With the data structures as given, you'd have to repeatedly iterate through the items in your second list of dictionaries, which is relatively inefficient. All you care about is whether a given phone number already exists in the second list of dictionaries. The most efficient data structure for repeatedly testing whether or not a given value is present is a set
(or a dict
if you might need to index from phone numbers back to further information).

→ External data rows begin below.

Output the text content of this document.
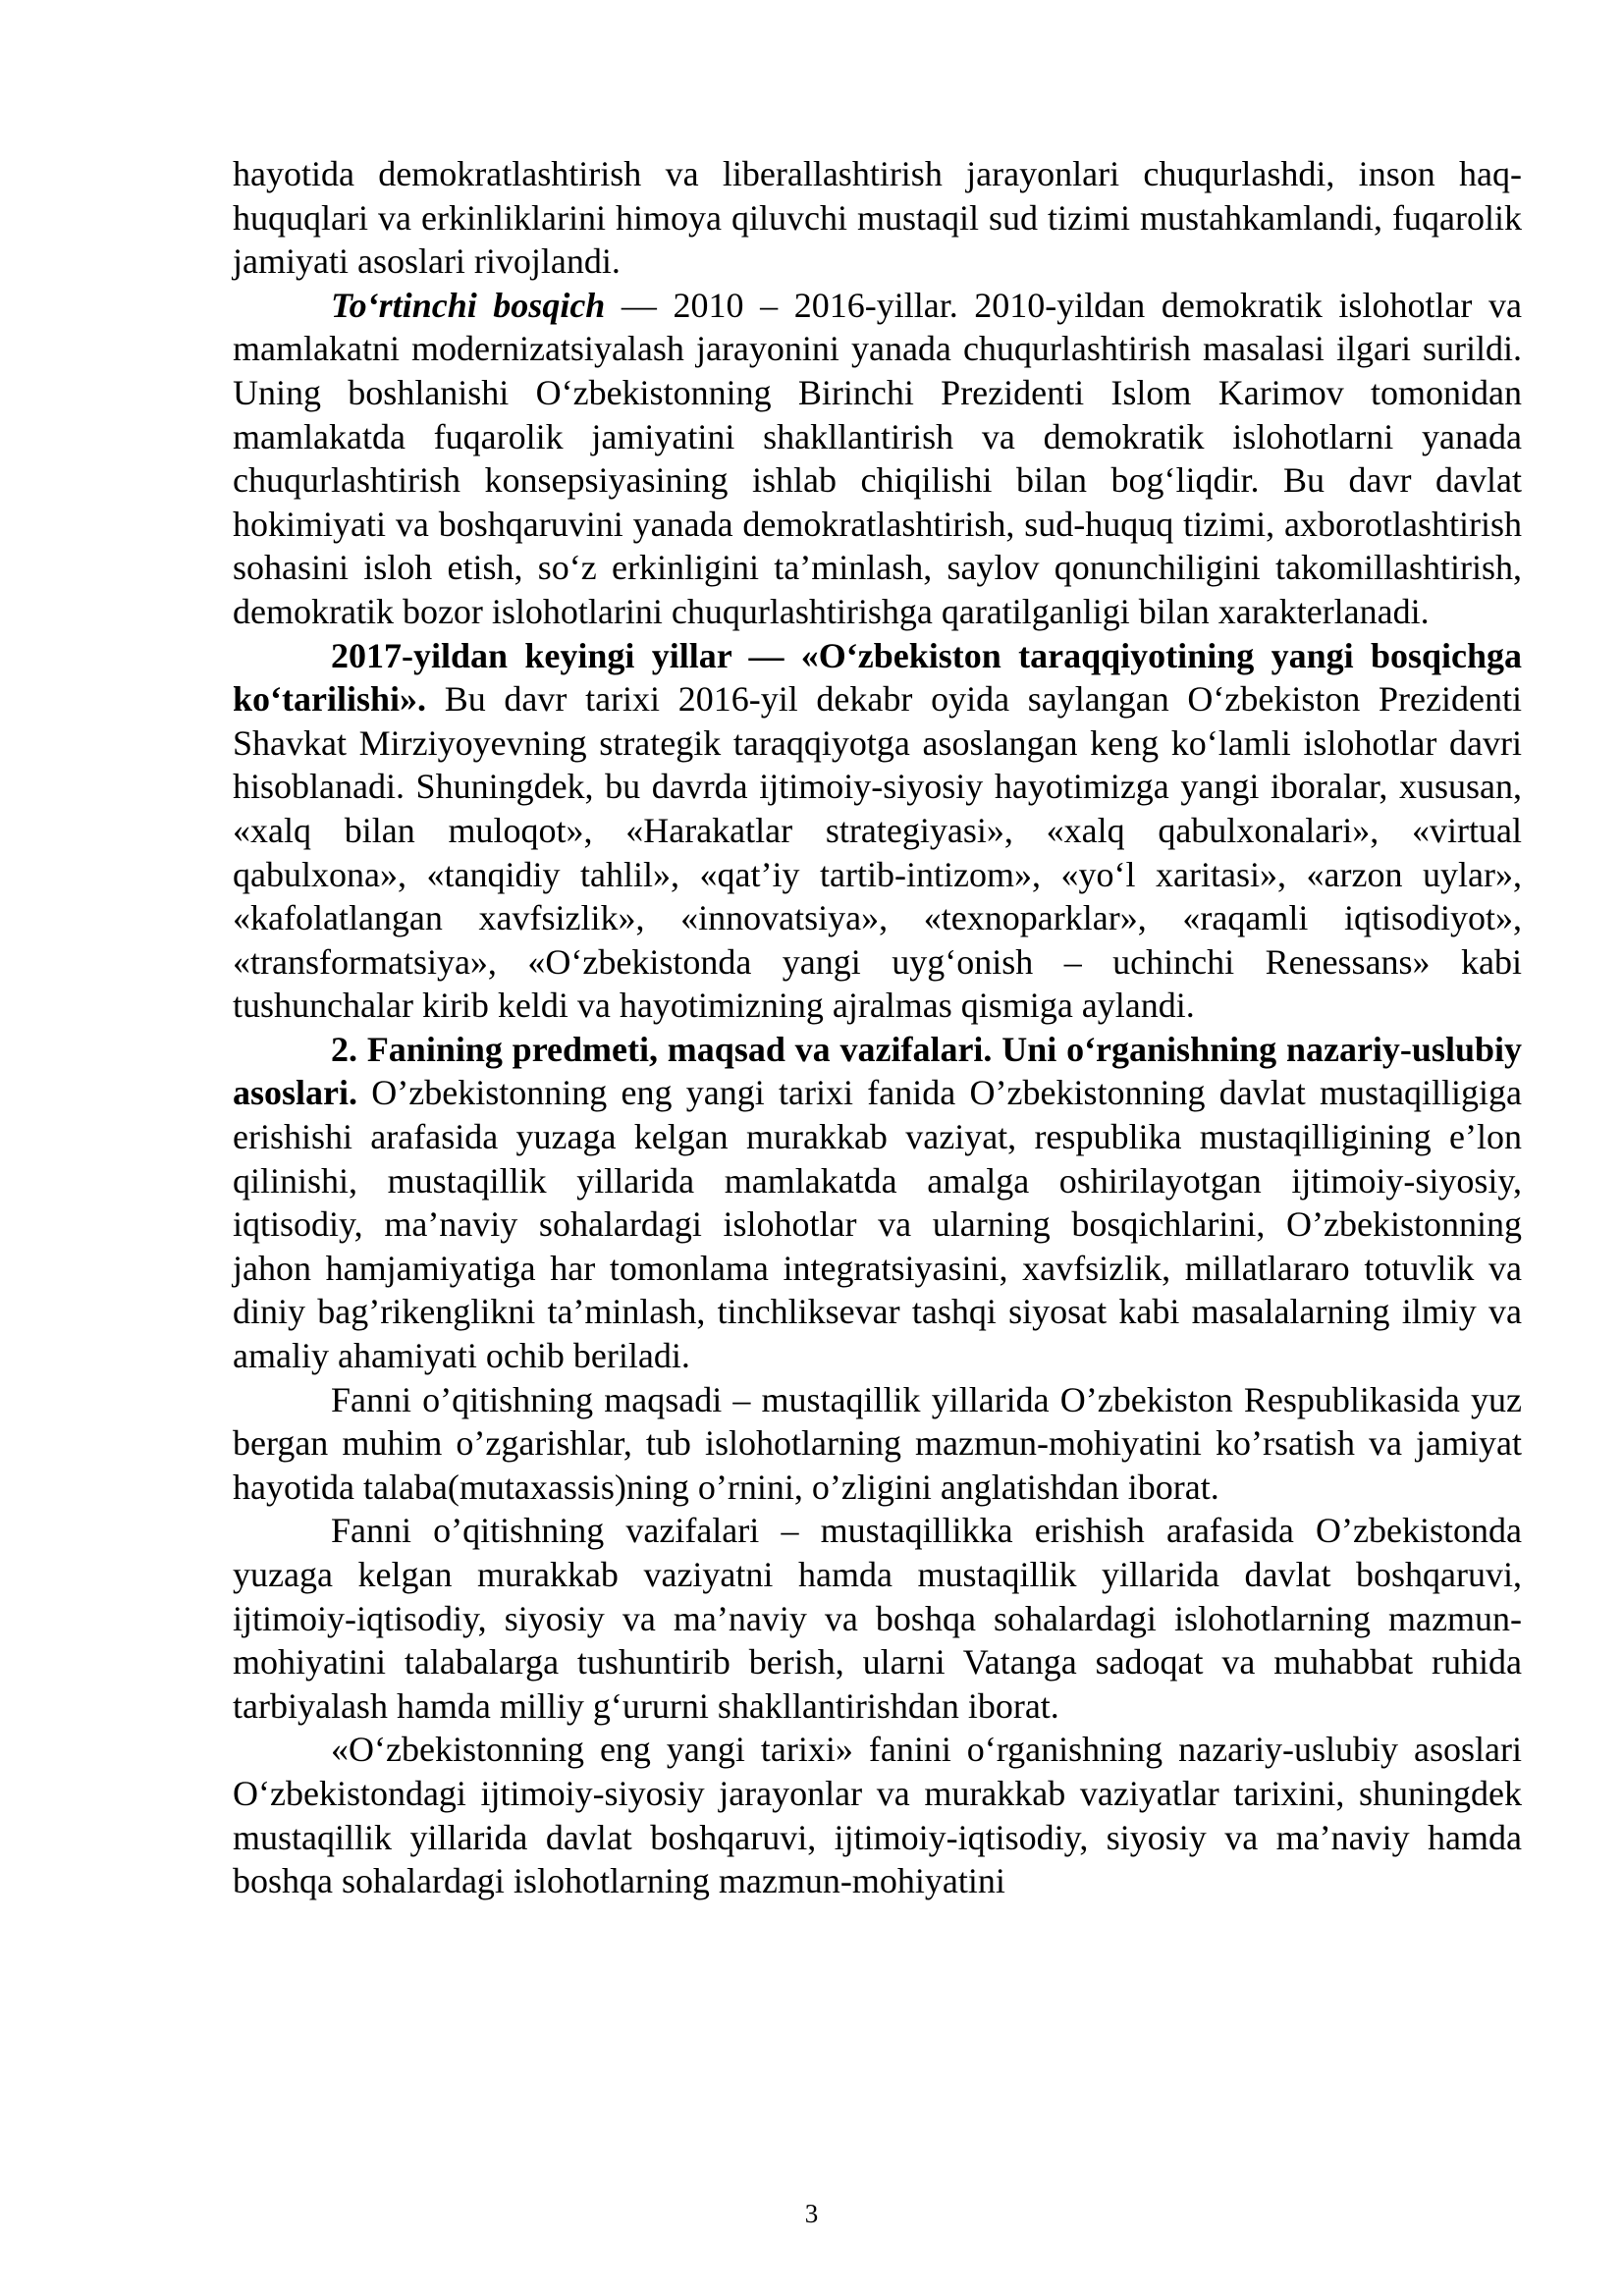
hayotida demokratlashtirish va liberallashtirish jarayonlari chuqurlashdi, inson haq-huquqlari va erkinliklarini himoya qiluvchi mustaqil sud tizimi mustahkamlandi, fuqarolik jamiyati asoslari rivojlandi.

To‘rtinchi bosqich — 2010 – 2016-yillar. 2010-yildan demokratik islohotlar va mamlakatni modernizatsiyalash jarayonini yanada chuqurlashtirish masalasi ilgari surildi. Uning boshlanishi O‘zbekistonning Birinchi Prezidenti Islom Karimov tomonidan mamlakatda fuqarolik jamiyatini shakllantirish va demokratik islohotlarni yanada chuqurlashtirish konsepsiyasining ishlab chiqilishi bilan bog‘liqdir. Bu davr davlat hokimiyati va boshqaruvini yanada demokratlashtirish, sud-huquq tizimi, axborotlashtirish sohasini isloh etish, so‘z erkinligini ta’minlash, saylov qonunchiligini takomillashtirish, demokratik bozor islohotlarini chuqurlashtirishga qaratilganligi bilan xarakterlanadi.

2017-yildan keyingi yillar — «O‘zbekiston taraqqiyotining yangi bosqichga ko‘tarilishi». Bu davr tarixi 2016-yil dekabr oyida saylangan O‘zbekiston Prezidenti Shavkat Mirziyoyevning strategik taraqqiyotga asoslangan keng ko‘lamli islohotlar davri hisoblanadi. Shuningdek, bu davrda ijtimoiy-siyosiy hayotimizga yangi iboralar, xususan, «xalq bilan muloqot», «Harakatlar strategiyasi», «xalq qabulxonalari», «virtual qabulxona», «tanqidiy tahlil», «qat’iy tartib-intizom», «yo‘l xaritasi», «arzon uylar», «kafolatlangan xavfsizlik», «innovatsiya», «texnoparklar», «raqamli iqtisodiyot», «transformatsiya», «O‘zbekistonda yangi uyg‘onish – uchinchi Renessans» kabi tushunchalar kirib keldi va hayotimizning ajralmas qismiga aylandi.

2. Fanining predmeti, maqsad va vazifalari. Uni o‘rganishning nazariy-uslubiy asoslari. O’zbekistonning eng yangi tarixi fanida O’zbekistonning davlat mustaqilligiga erishishi arafasida yuzaga kelgan murakkab vaziyat, respublika mustaqilligining e’lon qilinishi, mustaqillik yillarida mamlakatda amalga oshirilayotgan ijtimoiy-siyosiy, iqtisodiy, ma’naviy sohalardagi islohotlar va ularning bosqichlarini, O’zbekistonning jahon hamjamiyatiga har tomonlama integratsiyasini, xavfsizlik, millatlararo totuvlik va diniy bag’rikenglikni ta’minlash, tinchliksevar tashqi siyosat kabi masalalarning ilmiy va amaliy ahamiyati ochib beriladi.

Fanni o’qitishning maqsadi – mustaqillik yillarida O’zbekiston Respublikasida yuz bergan muhim o’zgarishlar, tub islohotlarning mazmun-mohiyatini ko’rsatish va jamiyat hayotida talaba(mutaxassis)ning o’rnini, o’zligini anglatishdan iborat.

Fanni o’qitishning vazifalari – mustaqillikka erishish arafasida O’zbekistonda yuzaga kelgan murakkab vaziyatni hamda mustaqillik yillarida davlat boshqaruvi, ijtimoiy-iqtisodiy, siyosiy va ma’naviy va boshqa sohalardagi islohotlarning mazmun-mohiyatini talabalarga tushuntirib berish, ularni Vatanga sadoqat va muhabbat ruhida tarbiyalash hamda milliy g‘ururni shakllantirishdan iborat.

«O‘zbekistonning eng yangi tarixi» fanini o‘rganishning nazariy-uslubiy asoslari O‘zbekistondagi ijtimoiy-siyosiy jarayonlar va murakkab vaziyatlar tarixini, shuningdek mustaqillik yillarida davlat boshqaruvi, ijtimoiy-iqtisodiy, siyosiy va ma’naviy hamda boshqa sohalardagi islohotlarning mazmun-mohiyatini

3
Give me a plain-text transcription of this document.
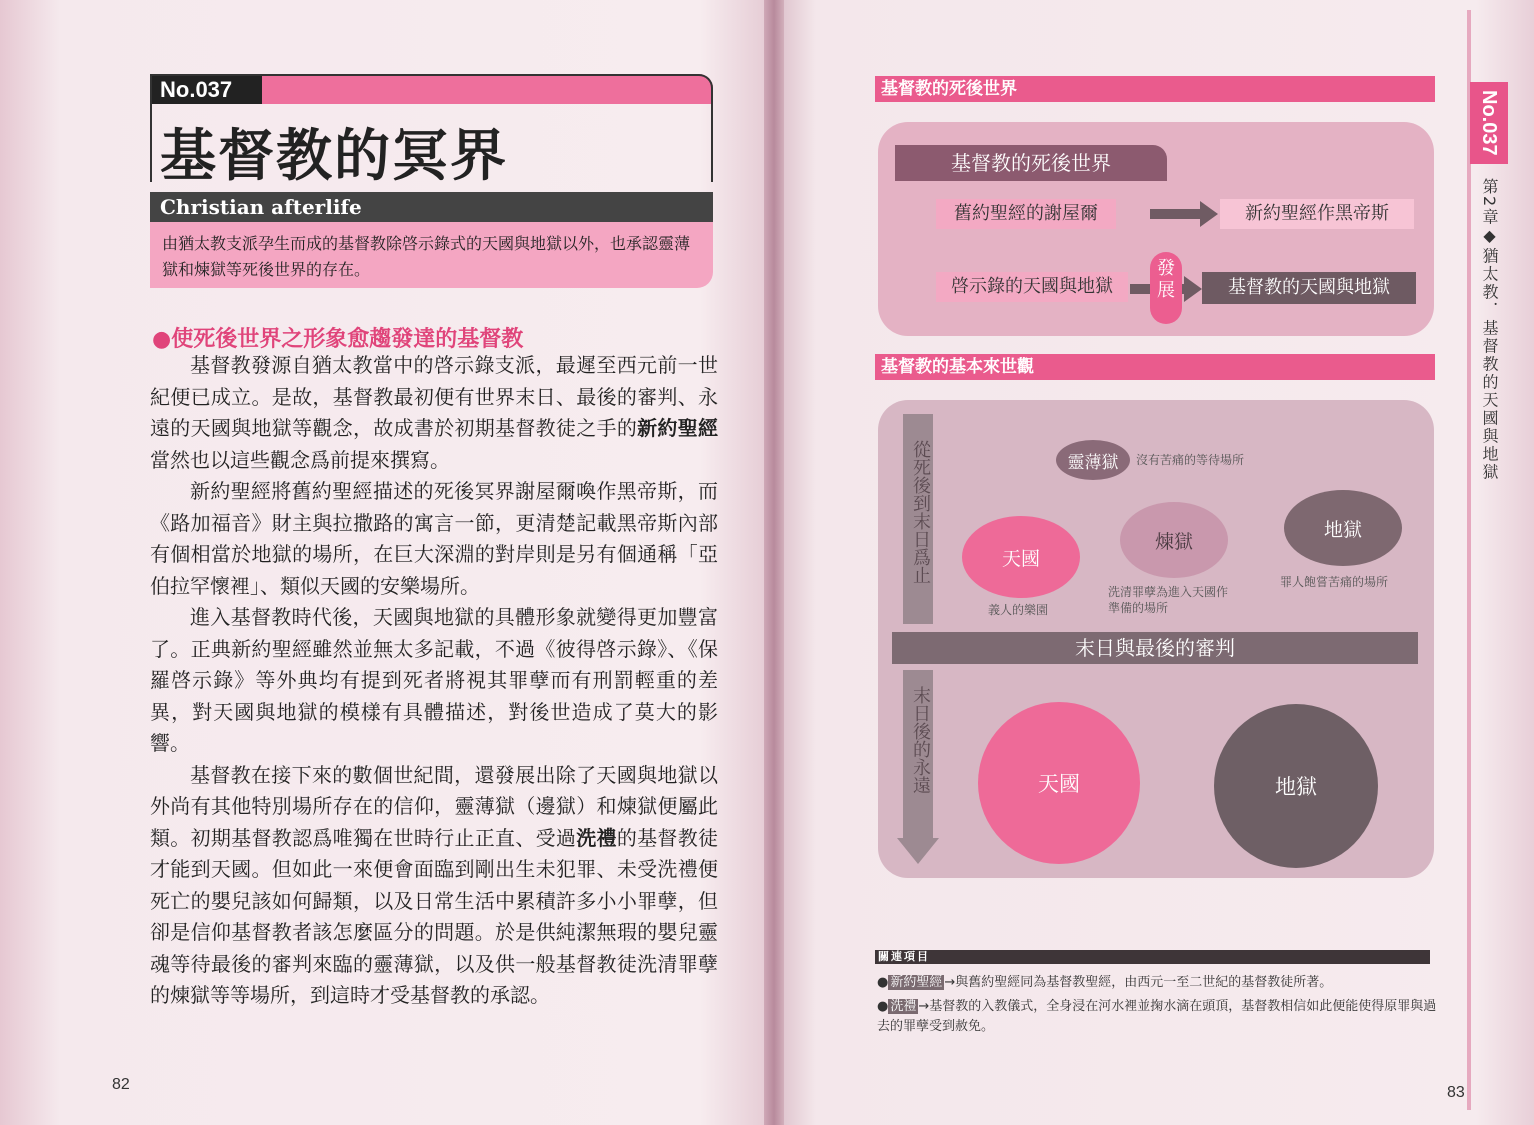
No.037
基督教的冥界
Christian afterlife
由猶太教支派孕生而成的基督教除啓示錄式的天國與地獄以外，也承認靈薄獄和煉獄等死後世界的存在。
●使死後世界之形象愈趨發達的基督教

基督教發源自猶太教當中的啓示錄支派，最遲至西元前一世紀便已成立。是故，基督教最初便有世界末日、最後的審判、永遠的天國與地獄等觀念，故成書於初期基督教徒之手的新約聖經當然也以這些觀念爲前提來撰寫。

新約聖經將舊約聖經描述的死後冥界謝屋爾喚作黑帝斯，而《路加福音》財主與拉撒路的寓言一節，更清楚記載黑帝斯內部有個相當於地獄的場所，在巨大深淵的對岸則是另有個通稱「亞伯拉罕懷裡」、類似天國的安樂場所。

進入基督教時代後，天國與地獄的具體形象就變得更加豐富了。正典新約聖經雖然並無太多記載，不過《彼得啓示錄》、《保羅啓示錄》等外典均有提到死者將視其罪孽而有刑罰輕重的差異，對天國與地獄的模樣有具體描述，對後世造成了莫大的影響。

基督教在接下來的數個世紀間，還發展出除了天國與地獄以外尚有其他特別場所存在的信仰，靈薄獄（邊獄）和煉獄便屬此類。初期基督教認爲唯獨在世時行止正直、受過洗禮的基督教徒才能到天國。但如此一來便會面臨到剛出生未犯罪、未受洗禮便死亡的嬰兒該如何歸類，以及日常生活中累積許多小小罪孽，但卻是信仰基督教者該怎麼區分的問題。於是供純潔無瑕的嬰兒靈魂等待最後的審判來臨的靈薄獄，以及供一般基督教徒洗清罪孽的煉獄等等場所，到這時才受基督教的承認。

82
基督教的死後世界
基督教的死後世界
舊約聖經的謝屋爾	新約聖經作黑帝斯
啓示錄的天國與地獄
發展	基督教的天國與地獄
基督教的基本來世觀
從死後到末日爲止
末日後的永遠
靈薄獄	沒有苦痛的等待場所
天國
義人的樂園
煉獄
洗清罪孽為進入天國作準備的場所
地獄
罪人飽嘗苦痛的場所
末日與最後的審判
天國	地獄
關連項目
● 新約聖經 →與舊約聖經同為基督教聖經，由西元一至二世紀的基督教徒所著。
● 洗禮 →基督教的入教儀式，全身浸在河水裡並掬水滴在頭頂，基督教相信如此便能使得原罪與過去的罪孽受到赦免。
No.037
第2章◆猶太教．基督教的天國與地獄
83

So I would do this as the following:
a = [a1, a2, a3]
b = [b1, b2, b3]
a_phone_numbers_set = set(d['phone'] for d in a])
b_phone_numbers_set = set(d['phone'] for d in b])
result_A_minus_B = [d for d in a if d['phone'] not in b_phone_numbers_set]
result_B_minus_A = [d for d in b if d['phone'] not in a_phone_numbers_set]
Or, if I wanted to create a function:
def unmatched_entries(list1, list2):
existing_entries = set(d['phone'] for d in list2)
return [d for d in list1 if d['phone'] not in existing_entries]
Optionally, you could use an arbitrary key:
def unmatched_entries(list1, list2, matching_key):
existing_entries = set(d[matching_key] for d in list2 if matching_key in d)
return [d for d in list1 if matching_key in d and d[matching_key] not in existing_entries]
That version always skips entries from list1 that don't define the requested key - other behavior is possible.
To match on multiple keys as alluded to by a briefly appearing comment, I would use a set of tuples of the values:
a_match_elements = set((d['phone'], d['email']) for d in a])
result_B_minus_a = [d for d in b if (d['phone'], d['email']) not in a_match_elements]
Again, this could be generalized to handle a sequence of keys.